What makes a good trim level?

Much like the differences between manufacturers and their models, a good trim level will be identifiable by its value for money. It's all well and good filling a car with all of the latest tech and using only the highest quality materials, but if it doubles the cost of the car then it's unlikely to be a car you'd want to buy.

So, whenever you're looking at which trim level to go for, it's always worth seeing what prices other competitors are offering for similar models with similar specifications. Other aspects such as engines and optional extras can also play a part here, as a higher trim level could open the door to that all-important heated-steering wheel, or an engine with much more horsepower.

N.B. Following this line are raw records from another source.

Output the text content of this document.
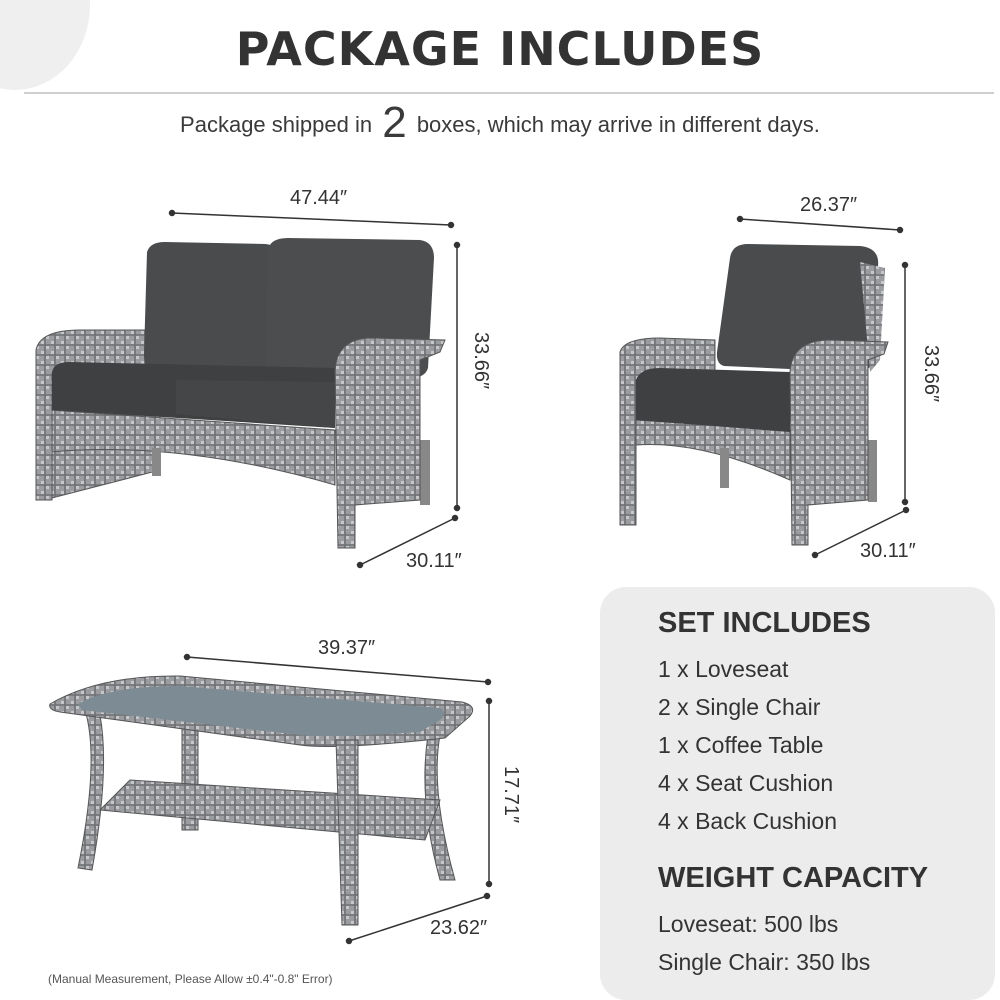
PACKAGE INCLUDES
Package shipped in 2 boxes, which may arrive in different days.
47.44″
33.66″
30.11″
26.37″
33.66″
30.11″
39.37″
17.71″
23.62″
SET INCLUDES
1 x Loveseat
2 x Single Chair
1 x Coffee Table
4 x Seat Cushion
4 x Back Cushion
WEIGHT CAPACITY
Loveseat: 500 lbs
Single Chair: 350 lbs
(Manual Measurement, Please Allow ±0.4"-0.8" Error)
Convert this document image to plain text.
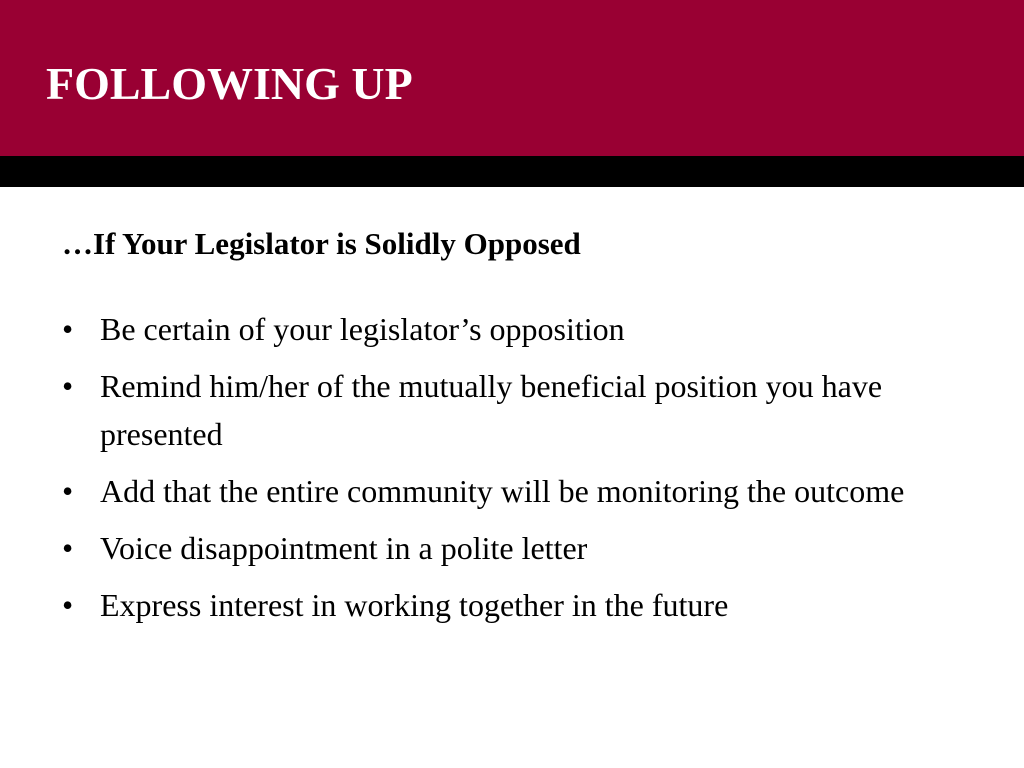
FOLLOWING UP
…If Your Legislator is Solidly Opposed
• Be certain of your legislator’s opposition
• Remind him/her of the mutually beneficial position you have presented
• Add that the entire community will be monitoring the outcome
• Voice disappointment in a polite letter
• Express interest in working together in the future
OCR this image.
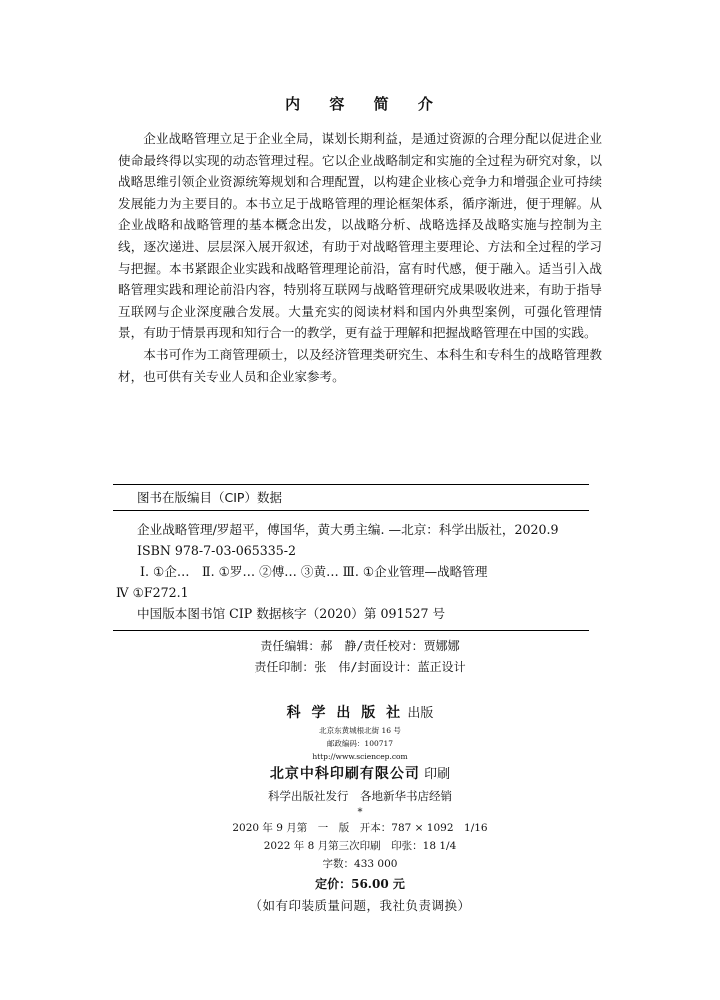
内 容 简 介

企业战略管理立足于企业全局，谋划长期利益，是通过资源的合理分配以促进企业使命最终得以实现的动态管理过程。它以企业战略制定和实施的全过程为研究对象，以战略思维引领企业资源统筹规划和合理配置，以构建企业核心竞争力和增强企业可持续发展能力为主要目的。本书立足于战略管理的理论框架体系，循序渐进，便于理解。从企业战略和战略管理的基本概念出发，以战略分析、战略选择及战略实施与控制为主线，逐次递进、层层深入展开叙述，有助于对战略管理主要理论、方法和全过程的学习与把握。本书紧跟企业实践和战略管理理论前沿，富有时代感，便于融入。适当引入战略管理实践和理论前沿内容，特别将互联网与战略管理研究成果吸收进来，有助于指导互联网与企业深度融合发展。大量充实的阅读材料和国内外典型案例，可强化管理情景，有助于情景再现和知行合一的教学，更有益于理解和把握战略管理在中国的实践。

本书可作为工商管理硕士，以及经济管理类研究生、本科生和专科生的战略管理教材，也可供有关专业人员和企业家参考。

图书在版编目（CIP）数据
企业战略管理/罗超平，傅国华，黄大勇主编. —北京：科学出版社，2020.9
ISBN 978-7-03-065335-2
Ⅰ. ①企…　Ⅱ. ①罗… ②傅… ③黄… Ⅲ. ①企业管理—战略管理
Ⅳ ①F272.1
中国版本图书馆 CIP 数据核字（2020）第 091527 号
责任编辑：郝　静/责任校对：贾娜娜
责任印制：张　伟/封面设计：蓝正设计
科 学 出 版 社 出版
北京东黄城根北街 16 号
邮政编码：100717
http://www.sciencep.com
北京中科印刷有限公司 印刷
科学出版社发行　各地新华书店经销
*
2020 年 9 月第　一　版　开本：787 × 1092　1/16
2022 年 8 月第三次印刷　印张：18 1/4
字数：433 000
定价：56.00 元
（如有印装质量问题，我社负责调换）
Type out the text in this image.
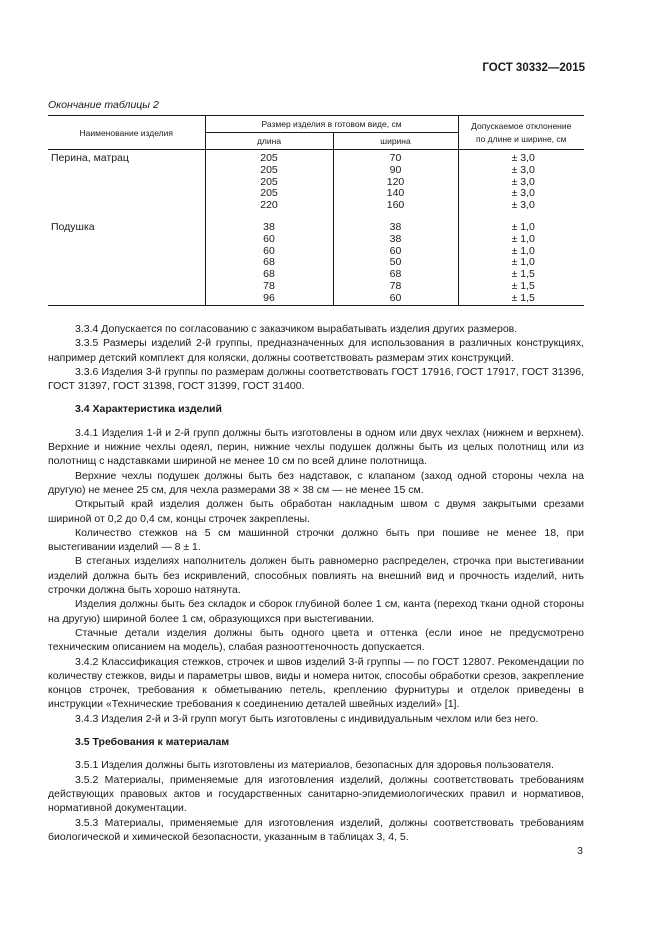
ГОСТ 30332—2015
Окончание таблицы 2
Наименование изделия	Размер изделия в готовом виде, см		Допускаемое отклонение
по длине и ширине, см
	длина	ширина	
Перина, матрац	205	70	± 3,0
	205	90	± 3,0
	205	120	± 3,0
	205	140	± 3,0
	220	160	± 3,0

Подушка	38	38	± 1,0
	60	38	± 1,0
	60	60	± 1,0
	68	50	± 1,0
	68	68	± 1,5
	78	78	± 1,5
	96	60	± 1,5

3.3.4 Допускается по согласованию с заказчиком вырабатывать изделия других размеров.

3.3.5 Размеры изделий 2-й группы, предназначенных для использования в различных конструкциях, например детский комплект для коляски, должны соответствовать размерам этих конструкций.

3.3.6 Изделия 3-й группы по размерам должны соответствовать ГОСТ 17916, ГОСТ 17917, ГОСТ 31396, ГОСТ 31397, ГОСТ 31398, ГОСТ 31399, ГОСТ 31400.

3.4 Характеристика изделий

3.4.1 Изделия 1-й и 2-й групп должны быть изготовлены в одном или двух чехлах (нижнем и верхнем). Верхние и нижние чехлы одеял, перин, нижние чехлы подушек должны быть из целых полотнищ или из полотнищ с надставками шириной не менее 10 см по всей длине полотнища.

Верхние чехлы подушек должны быть без надставок, с клапаном (заход одной стороны чехла на другую) не менее 25 см, для чехла размерами 38 × 38 см — не менее 15 см.

Открытый край изделия должен быть обработан накладным швом с двумя закрытыми срезами шириной от 0,2 до 0,4 см, концы строчек закреплены.

Количество стежков на 5 см машинной строчки должно быть при пошиве не менее 18, при выстегивании изделий — 8 ± 1.

В стеганых изделиях наполнитель должен быть равномерно распределен, строчка при выстегивании изделий должна быть без искривлений, способных повлиять на внешний вид и прочность изделий, нить строчки должна быть хорошо натянута.

Изделия должны быть без складок и сборок глубиной более 1 см, канта (переход ткани одной стороны на другую) шириной более 1 см, образующихся при выстегивании.

Стачные детали изделия должны быть одного цвета и оттенка (если иное не предусмотрено техническим описанием на модель), слабая разнооттеночность допускается.

3.4.2 Классификация стежков, строчек и швов изделий 3-й группы — по ГОСТ 12807. Рекомендации по количеству стежков, виды и параметры швов, виды и номера ниток, способы обработки срезов, закрепление концов строчек, требования к обметыванию петель, креплению фурнитуры и отделок приведены в инструкции «Технические требования к соединению деталей швейных изделий» [1].

3.4.3 Изделия 2-й и 3-й групп могут быть изготовлены с индивидуальным чехлом или без него.

3.5 Требования к материалам

3.5.1 Изделия должны быть изготовлены из материалов, безопасных для здоровья пользователя.

3.5.2 Материалы, применяемые для изготовления изделий, должны соответствовать требованиям действующих правовых актов и государственных санитарно-эпидемиологических правил и нормативов, нормативной документации.

3.5.3 Материалы, применяемые для изготовления изделий, должны соответствовать требованиям биологической и химической безопасности, указанным в таблицах 3, 4, 5.

3
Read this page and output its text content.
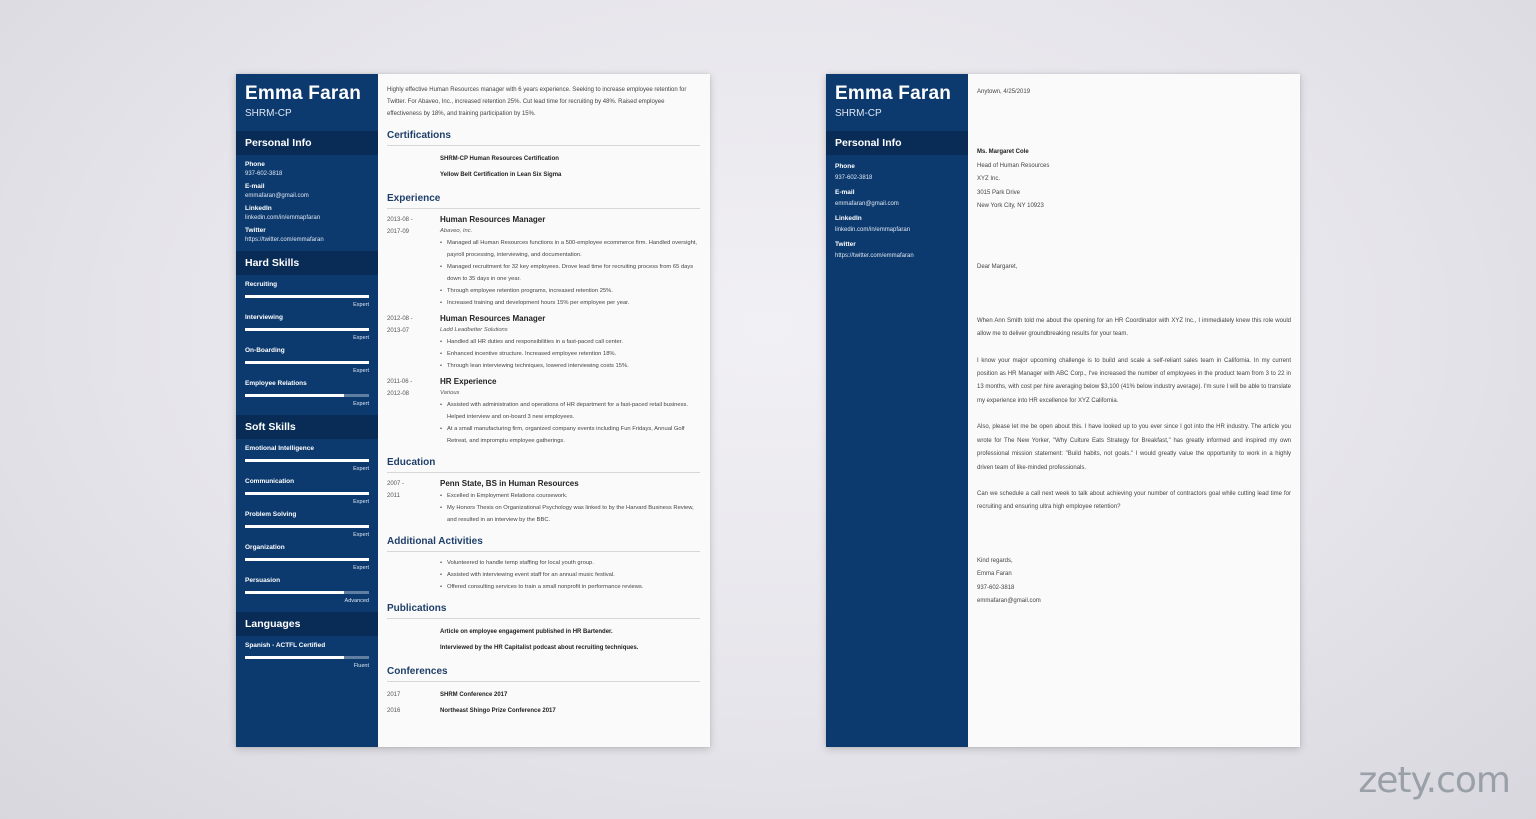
Emma Faran
SHRM-CP
Personal Info
Phone
937-602-3818
E-mail
emmafaran@gmail.com
LinkedIn
linkedin.com/in/emmapfaran
Twitter
https://twitter.com/emmafaran
Hard Skills
Recruiting
Expert
Interviewing
Expert
On-Boarding
Expert
Employee Relations
Expert
Soft Skills
Emotional Intelligence
Expert
Communication
Expert
Problem Solving
Expert
Organization
Expert
Persuasion
Advanced
Languages
Spanish - ACTFL Certified
Fluent
Highly effective Human Resources manager with 6 years experience. Seeking to increase employee retention for Twitter. For Abaveo, Inc., increased retention 25%. Cut lead time for recruiting by 48%. Raised employee effectiveness by 18%, and training participation by 15%.
Certifications
SHRM-CP Human Resources Certification
Yellow Belt Certification in Lean Six Sigma
Experience
2013-08 -
2017-09
Human Resources Manager
Abaveo, Inc.
• Managed all Human Resources functions in a 500-employee ecommerce firm. Handled oversight, payroll processing, interviewing, and documentation.
• Managed recruitment for 32 key employees. Drove lead time for recruiting process from 65 days down to 35 days in one year.
• Through employee retention programs, increased retention 25%.
• Increased training and development hours 15% per employee per year.
2012-08 -
2013-07
Human Resources Manager
Ladd Leadbetter Solutions
• Handled all HR duties and responsibilities in a fast-paced call center.
• Enhanced incentive structure. Increased employee retention 18%.
• Through lean interviewing techniques, lowered interviewing costs 15%.
2011-06 -
2012-08
HR Experience
Various
• Assisted with administration and operations of HR department for a fast-paced retail business. Helped interview and on-board 3 new employees.
• At a small manufacturing firm, organized company events including Fun Fridays, Annual Golf Retreat, and impromptu employee gatherings.
Education
2007 -
2011
Penn State, BS in Human Resources
• Excelled in Employment Relations coursework.
• My Honors Thesis on Organizational Psychology was linked to by the Harvard Business Review, and resulted in an interview by the BBC.
Additional Activities
• Volunteered to handle temp staffing for local youth group.
• Assisted with interviewing event staff for an annual music festival.
• Offered consulting services to train a small nonprofit in performance reviews.
Publications
Article on employee engagement published in HR Bartender.
Interviewed by the HR Capitalist podcast about recruiting techniques.
Conferences
2017	SHRM Conference 2017
2016	Northeast Shingo Prize Conference 2017
Emma Faran
SHRM-CP
Personal Info
Phone
937-602-3818
E-mail
emmafaran@gmail.com
LinkedIn
linkedin.com/in/emmapfaran
Twitter
https://twitter.com/emmafaran

Anytown, 4/25/2019

Ms. Margaret Cole

Head of Human Resources

XYZ Inc.

3015 Park Drive

New York City, NY 10923

Dear Margaret,

When Ann Smith told me about the opening for an HR Coordinator with XYZ Inc., I immediately knew this role would allow me to deliver groundbreaking results for your team.

I know your major upcoming challenge is to build and scale a self-reliant sales team in California. In my current position as HR Manager with ABC Corp., I've increased the number of employees in the product team from 3 to 22 in 13 months, with cost per hire averaging below $3,100 (41% below industry average). I'm sure I will be able to translate my experience into HR excellence for XYZ California.

Also, please let me be open about this. I have looked up to you ever since I got into the HR industry. The article you wrote for The New Yorker, "Why Culture Eats Strategy for Breakfast," has greatly informed and inspired my own professional mission statement: "Build habits, not goals." I would greatly value the opportunity to work in a highly driven team of like-minded professionals.

Can we schedule a call next week to talk about achieving your number of contractors goal while cutting lead time for recruiting and ensuring ultra high employee retention?

Kind regards,

Emma Faran

937-602-3818

emmafaran@gmail.com

zety.com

A good trim level will be one that ticks the boxes for you without blowing a huge hole in your bank account.

If you’re planning to take out a PCP finance deal to pay for the car (as most buyers of new cars do), it may not pay to stick to the cheapest model. A higher-spec model may be more desirable when you come to sell it on and, due to the way PCPs work, the difference in monthly payments may be minimal.

What’s better, an option pack or a trim level?

Increasingly, car manufacturers bundle related options into packs to sell at a big saving. This can be a good way of getting extra safety or driver-assist features added to an otherwise entry-level car, but it's no substitute for spending the money on a slightly more expensive but better equipped trim level.

A pack may well add something more to the car, but if you come to sell it on the used market those additions will not fetch the same price that a superior trim level will. Only consider an option pack if you’re adding it to an already appealing trim (if you're concerned about resale values).

Are trim-based special editions any good?

Sometimes manufacturers will try to boost sales by adding extras to a trim level to create an enhanced trim. For example, the Ford Focus is available in ST-Line trim but also ST-Line Red Edition. They’re worth looking out for because they can bring useful extras at reduced prices.

The Suzuki Swift SZ-L is another example. It’s based on mid-level SZ3 spec, but it adds cruise control, sat-nav, digital radio, a rear spoiler and gloss black alloy wheels for just £400 more. We would call that a worthy investment.